Ubiquity, one of a growing cohort of open access network providers in the U.S., looks to maximize the flexibility of fiber while expanding its footprint across five states.
The company last week announced it launched open access networks across Carlsbad, California and Mesa, Arizona, building upon its existing footprint in southern California and Texas’ Dallas-Fort Worth and Austin metro areas.
But it’s also heading farther east, unveiling a brand-new market of Omaha, Nebraska (including Council Bluffs, Iowa, which is right across the state border).
Greg Dial, Ubiquity’s managing director and chief revenue officer, said Ubiquity typically focuses its builds in “high-growth suburban areas,” especially in areas “where there isn’t fiber.”
Dial said in an interview with Fierce,“In the center of Omaha, you have some fiber providers, but if you look at the periphery of Omaha, almost as a general rule it’s 0% fiber, right?”
Founded in 2019, Ubiquity considers three criteria when choosing expansion markets; the percentage of fiber in the market, the relative density between homes and the overall size of a market, “to figure out what we’re comfortable in building.”
“Everything we’re doing is 100% through private funding. None of this is public money,” said Dial, adding the company hasn’t asked cities it’s working with for money or leveraged any government programs, “not to say we wouldn’t do that in the future.”
Another key component of Ubiquity’s deployments is “build[ing] a lot of relationships with the cities themselves.”
“Being upfront about…we’re here to invest private money to build the network,” he said. “It’s super important we build these relationships because the cities are essentially doing the permitting [and public rights-of-way].”
Combo of lit and dark fiber
As to the technical side of deployment, all of Ubiquity’s networks offer tenants either a connection to dark fiber or lit fiber. Mesa will be the first market in which Ubiquity will simultaneously deploy lit and dark fiber to serve residents and businesses.
The choice between the two fiber options is really up to the provider, Dial went on to say.
Smaller ISPs, for instance, “tend to prefer a more kind of a curated model or more of a direct network build model, where we would build all of the active electronics.”

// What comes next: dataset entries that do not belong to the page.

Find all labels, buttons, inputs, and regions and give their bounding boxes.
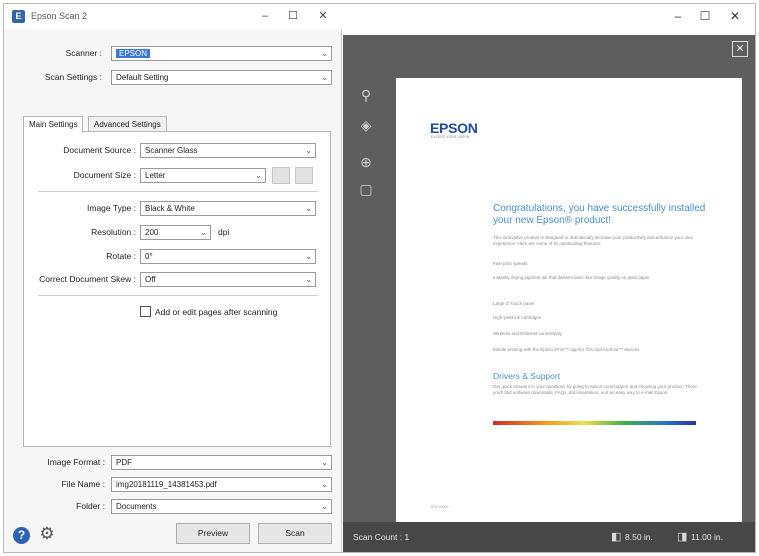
title-bar: E Epson Scan 2 – ☐ ✕	[4, 4, 342, 29]
document-bullet: Large 4" touch panel	[493, 301, 535, 306]
chevron-down-icon: ⌄	[321, 73, 328, 82]
support-text: Get quick answers to your questions by g…	[493, 384, 697, 395]
add-area-icon[interactable]: ⊕	[355, 151, 377, 173]
image-format-value: PDF	[116, 458, 132, 467]
document-size-select[interactable]: Letter ⌄	[140, 168, 266, 183]
document-intro: This innovative product is designed to d…	[493, 235, 694, 246]
chevron-down-icon: ⌄	[305, 146, 312, 155]
document-size-value: Letter	[145, 171, 166, 180]
preview-button[interactable]: Preview	[176, 523, 250, 544]
preview-panel: – ☐ ✕ ⚲ ◈ ⊕ ▢ EPSON EXCEED YOUR VISION C…	[343, 4, 755, 552]
image-format-select[interactable]: PDF ⌄	[111, 455, 332, 470]
preview-minimize-button[interactable]: –	[665, 7, 691, 25]
file-name-select[interactable]: img20181119_14381453.pdf ⌄	[111, 477, 332, 492]
tab-advanced-settings[interactable]: Advanced Settings	[88, 116, 167, 132]
rotate-select[interactable]: 0° ⌄	[140, 249, 316, 264]
document-bullet: Wireless and Ethernet connectivity	[493, 331, 563, 336]
add-edit-pages-checkbox[interactable]	[140, 306, 151, 317]
resolution-unit: dpi	[218, 227, 230, 237]
maximize-button[interactable]: ☐	[280, 7, 306, 25]
scanner-value: EPSON	[116, 49, 151, 58]
document-bullet: Mobile printing with the Epson iPrint™ a…	[493, 347, 640, 352]
height-icon: ◨	[677, 531, 688, 543]
page-height: 11.00 in.	[691, 532, 723, 542]
close-preview-icon[interactable]: ✕	[732, 41, 748, 57]
divider	[38, 295, 318, 296]
document-headline: Congratulations, you have successfully i…	[493, 203, 706, 226]
gear-icon[interactable]: ⚙	[37, 524, 57, 544]
document-source-label: Document Source :	[63, 145, 136, 155]
resolution-select[interactable]: 200 ⌄	[140, 225, 211, 240]
tab-main-settings[interactable]: Main Settings	[23, 116, 84, 133]
image-type-select[interactable]: Black & White ⌄	[140, 201, 316, 216]
correct-skew-select[interactable]: Off ⌄	[140, 272, 316, 287]
window-title: Epson Scan 2	[31, 11, 88, 21]
chevron-down-icon: ⌄	[321, 49, 328, 58]
correct-skew-label: Correct Document Skew :	[39, 274, 136, 284]
scanned-page-preview: EPSON EXCEED YOUR VISION Congratulations…	[396, 78, 742, 530]
preview-canvas: ⚲ ◈ ⊕ ▢ EPSON EXCEED YOUR VISION Congrat…	[343, 35, 755, 530]
document-size-label: Document Size :	[73, 170, 136, 180]
folder-select[interactable]: Documents ⌄	[111, 499, 332, 514]
image-format-label: Image Format :	[47, 457, 105, 467]
preview-maximize-button[interactable]: ☐	[692, 7, 718, 25]
status-bar: Scan Count : 1 ◧ 8.50 in. ◨ 11.00 in.	[343, 522, 755, 552]
file-name-label: File Name :	[61, 479, 105, 489]
chevron-down-icon: ⌄	[305, 275, 312, 284]
document-source-select[interactable]: Scanner Glass ⌄	[140, 143, 316, 158]
chevron-down-icon: ⌄	[305, 252, 312, 261]
zoom-icon[interactable]: ⚲	[355, 84, 377, 106]
scanner-select[interactable]: EPSON ⌄	[111, 46, 332, 61]
resolution-value: 200	[145, 228, 159, 237]
image-type-value: Black & White	[145, 204, 195, 213]
size-detect-button[interactable]	[295, 167, 313, 184]
epson-scan-app-icon: E	[12, 10, 25, 23]
scanner-label: Scanner :	[65, 48, 102, 58]
page-width: 8.50 in.	[625, 532, 653, 542]
help-icon[interactable]: ?	[13, 527, 30, 544]
support-title: Drivers & Support	[493, 371, 561, 381]
chevron-down-icon: ⌄	[255, 171, 262, 180]
add-edit-pages-label: Add or edit pages after scanning	[155, 307, 278, 317]
close-button[interactable]: ✕	[310, 7, 336, 25]
epson-scan-window: E Epson Scan 2 – ☐ ✕ Scanner : EPSON ⌄ S…	[3, 3, 756, 553]
correct-skew-value: Off	[145, 275, 156, 284]
scan-settings-select[interactable]: Default Setting ⌄	[111, 70, 332, 85]
chevron-down-icon: ⌄	[321, 502, 328, 511]
image-type-label: Image Type :	[87, 203, 136, 213]
document-bullet: Instantly drying pigment ink that delive…	[493, 275, 650, 280]
chevron-down-icon: ⌄	[305, 204, 312, 213]
color-gradient-bar	[493, 421, 696, 425]
rotate-label: Rotate :	[106, 251, 136, 261]
document-bullet: High-yield ink cartridges	[493, 315, 542, 320]
size-orientation-button[interactable]	[272, 167, 290, 184]
resolution-label: Resolution :	[91, 227, 136, 237]
file-name-value: img20181119_14381453.pdf	[116, 480, 217, 489]
chevron-down-icon: ⌄	[321, 458, 328, 467]
logo-tagline: EXCEED YOUR VISION	[431, 135, 470, 139]
folder-label: Folder :	[76, 501, 105, 511]
scan-count: Scan Count : 1	[353, 532, 410, 542]
width-icon: ◧	[611, 531, 622, 543]
document-code: CPD-00000	[430, 505, 449, 509]
scan-settings-label: Scan Settings :	[44, 72, 102, 82]
document-source-value: Scanner Glass	[145, 146, 198, 155]
chevron-down-icon: ⌄	[200, 228, 207, 237]
rotate-tool-icon[interactable]: ◈	[355, 114, 377, 136]
rotate-value: 0°	[145, 252, 153, 261]
divider	[38, 191, 318, 192]
folder-value: Documents	[116, 502, 157, 511]
chevron-down-icon: ⌄	[321, 480, 328, 489]
scan-settings-value: Default Setting	[116, 73, 169, 82]
document-bullet: Fast print speeds	[493, 261, 528, 266]
settings-panel: E Epson Scan 2 – ☐ ✕ Scanner : EPSON ⌄ S…	[4, 4, 342, 552]
minimize-button[interactable]: –	[252, 7, 278, 25]
preview-close-button[interactable]: ✕	[722, 7, 748, 25]
epson-logo: EPSON	[430, 120, 478, 136]
fit-area-icon[interactable]: ▢	[355, 178, 377, 200]
scan-button[interactable]: Scan	[258, 523, 332, 544]
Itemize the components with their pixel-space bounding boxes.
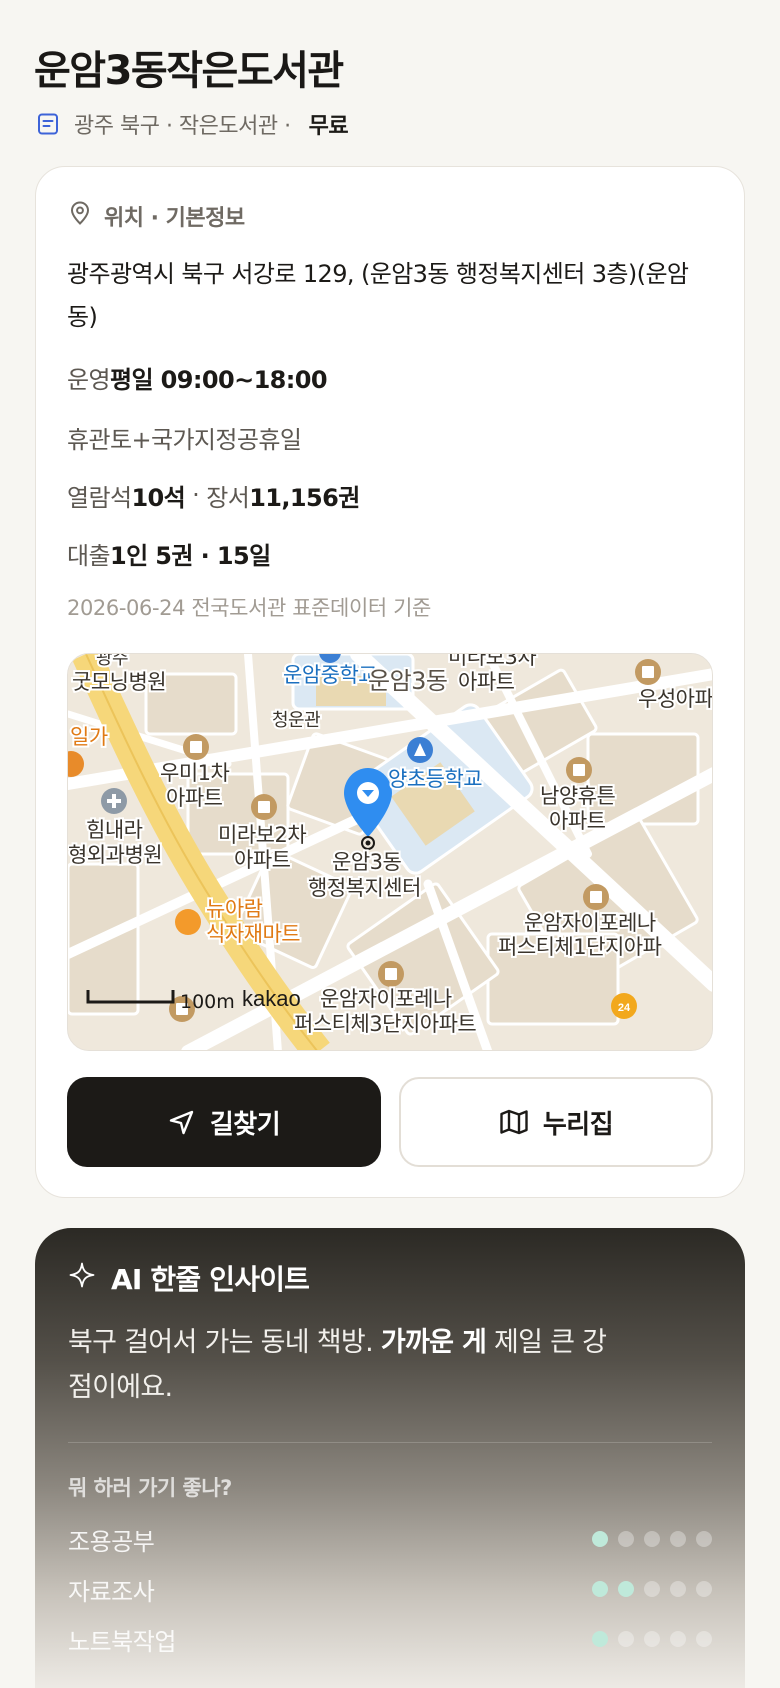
map-label: 식자재마트 bbox=[206, 922, 300, 946]
map-label: 형외과병원 bbox=[68, 843, 162, 867]
rating-dot-filled bbox=[592, 1581, 608, 1597]
rating-row: 자료조사 bbox=[68, 1571, 712, 1607]
books-label: 장서 bbox=[206, 483, 250, 512]
map-label: 남양휴튼 bbox=[540, 784, 615, 808]
loan-label: 대출 bbox=[67, 541, 111, 570]
library-meta: 광주 북구 · 작은도서관 · 무료 bbox=[36, 106, 349, 142]
seats-value: 10석 bbox=[131, 483, 186, 512]
map-label: 아파트 bbox=[458, 670, 515, 694]
map-label: 운암3동 bbox=[368, 667, 448, 695]
map-label: 아파트 bbox=[549, 809, 606, 833]
rating-dots bbox=[592, 1631, 712, 1647]
address-text: 광주광역시 북구 서강로 129, (운암3동 행정복지센터 3층)(운암동) bbox=[67, 260, 689, 331]
map-label: 운암3동 bbox=[332, 850, 402, 874]
rating-dot-empty bbox=[644, 1631, 660, 1647]
divider bbox=[68, 1442, 712, 1443]
rating-dots bbox=[592, 1581, 712, 1597]
rating-dot-filled bbox=[618, 1581, 634, 1597]
closed-label: 휴관 bbox=[67, 425, 111, 454]
map-label: 행정복지센터 bbox=[308, 876, 421, 900]
sparkle-icon bbox=[69, 1262, 95, 1295]
activity-question: 뭐 하러 가기 좋나? bbox=[68, 1476, 232, 1500]
map-icon bbox=[499, 1108, 529, 1136]
map-conv-badge: 24 bbox=[618, 1002, 631, 1014]
rating-dot-empty bbox=[644, 1531, 660, 1547]
loan-value: 1인 5권 · 15일 bbox=[109, 541, 271, 570]
ai-insight-header: AI 한줄 인사이트 bbox=[69, 1258, 310, 1298]
map-label: 뉴아람 bbox=[206, 897, 263, 921]
rating-dot-filled bbox=[592, 1531, 608, 1547]
map-label: 굿모닝병원 bbox=[72, 670, 166, 694]
map-label: 퍼스티체3단지아파트 bbox=[294, 1012, 476, 1036]
map-provider-logo: kakao bbox=[242, 986, 301, 1011]
data-source-note: 2026-06-24 전국도서관 표준데이터 기준 bbox=[67, 596, 431, 620]
map-label: 힘내라 bbox=[86, 818, 143, 842]
rating-label: 노트북작업 bbox=[68, 1627, 176, 1656]
document-icon bbox=[36, 112, 60, 136]
rating-dot-empty bbox=[644, 1581, 660, 1597]
ai-insight-highlight: 가까운 게 bbox=[380, 1327, 487, 1358]
rating-dot-empty bbox=[696, 1581, 712, 1597]
hours-row: 운영 평일 09:00~18:00 bbox=[67, 359, 328, 395]
directions-label: 길찾기 bbox=[209, 1109, 281, 1140]
map-label: 미라보2차 bbox=[218, 823, 306, 847]
directions-button[interactable]: 길찾기 bbox=[67, 1077, 381, 1167]
map-label: 퍼스티체1단지아파 bbox=[498, 935, 662, 959]
section-title: 위치 · 기본정보 bbox=[104, 206, 245, 231]
rating-dots bbox=[592, 1531, 712, 1547]
map-label: 청운관 bbox=[272, 710, 320, 731]
map-label: 운암중학교 bbox=[283, 663, 377, 687]
rating-dot-empty bbox=[618, 1531, 634, 1547]
ai-insight-text-part: 북구 걸어서 가는 동네 책방. bbox=[68, 1327, 381, 1358]
library-detail-page: 운암3동작은도서관 광주 북구 · 작은도서관 · 무료 위치 · 기본정보 광… bbox=[0, 0, 780, 1688]
rating-dot-empty bbox=[670, 1581, 686, 1597]
loan-row: 대출 1인 5권 · 15일 bbox=[67, 535, 271, 571]
map-label: 운암자이포레나 bbox=[524, 911, 656, 935]
seats-label: 열람석 bbox=[67, 483, 132, 512]
hours-label: 운영 bbox=[67, 365, 111, 394]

“And essentially, we have what we call demarcations,” he said. “And on those demarcations, we say ‘look, we will do everything in a lit scenario up to the side of the home.’ And then you go and sell that customer, that customer is owned by you.”
Some providers – perhaps a larger or regional player – may opt to take a dark fiber network and “light it themselves,” depending on the resources they have available.
“They may already have a network team that’s in the area, and it’s easier for them to extend their network by using our fiber and they may already have network gear…installers, things like that,” said Dial. Whereas a smaller ISP could take the network Ubiquity built and “just provide the router at the end and manage that customer.”
“It really just depends on how much or as little they want to do on the network build side,” he added.
Ubiquity has a mixture of tenants leasing its fiber and is also undergoing trials with “some larger Tier One providers.” The two main tenants the company’s been public about are Ting Internet and FiberFirst, the latter poised to become the anchor tenant in Omaha.
Co-opetition, not competition
Dial noted there’s “a lot of momentum” in open access networking, as some larger operators are finding it more efficient to use third parties for buildouts.
Having said that, he doesn’t consider other open access providers as competition, given they “don’t overbuild each other.” Rather, it’s a competition between fiber and legacy technology like DSL and cable.
“I personally root for open access providers, because if we’re not overlapping with them, while our model is different, we’re doing what I would consider a larger scale,” Dial said.
He added Ubiquity is focused on working with “a particular set of partners” rather than have a “software-based type solution where we have many types of software-integrated ISPs.”
“I would say this is more ‘co-opetition’ if you will, where I always root for people that have similar business models, as long as we don’t overlap.”
Asked why he thinks it’s taken more time for open access networks to take off in the U.S. as opposed to other countries, Dial pointed to land mass as one obstacle.
“The amount of capital it takes to cover companies in Western or Eastern Europe is a lot less than what it would take to cover land areas in the U.S,” he said.
Also, the U.S. has “very strong incumbent players,” as opposed to say Europe where there might be “one or two major players” in a market.
The open access model is hardly a novel development in the U.S. In the tower space, for instance, “25 years ago everybody did build their own towers…it’s kind of weird to say that people didn’t use common towers back then,” said Dial.
Further, building open access networks can be a little more expensive than traditional buildouts. But he said the U.S. has had a “fair amount of capital funding” available for these networks.
“Frankly, now I think you have the need, right? The market is now understanding the difference between some of these legacy copper, cable-based networks and fiber and you know, what the real differences in performance are,” Dial added.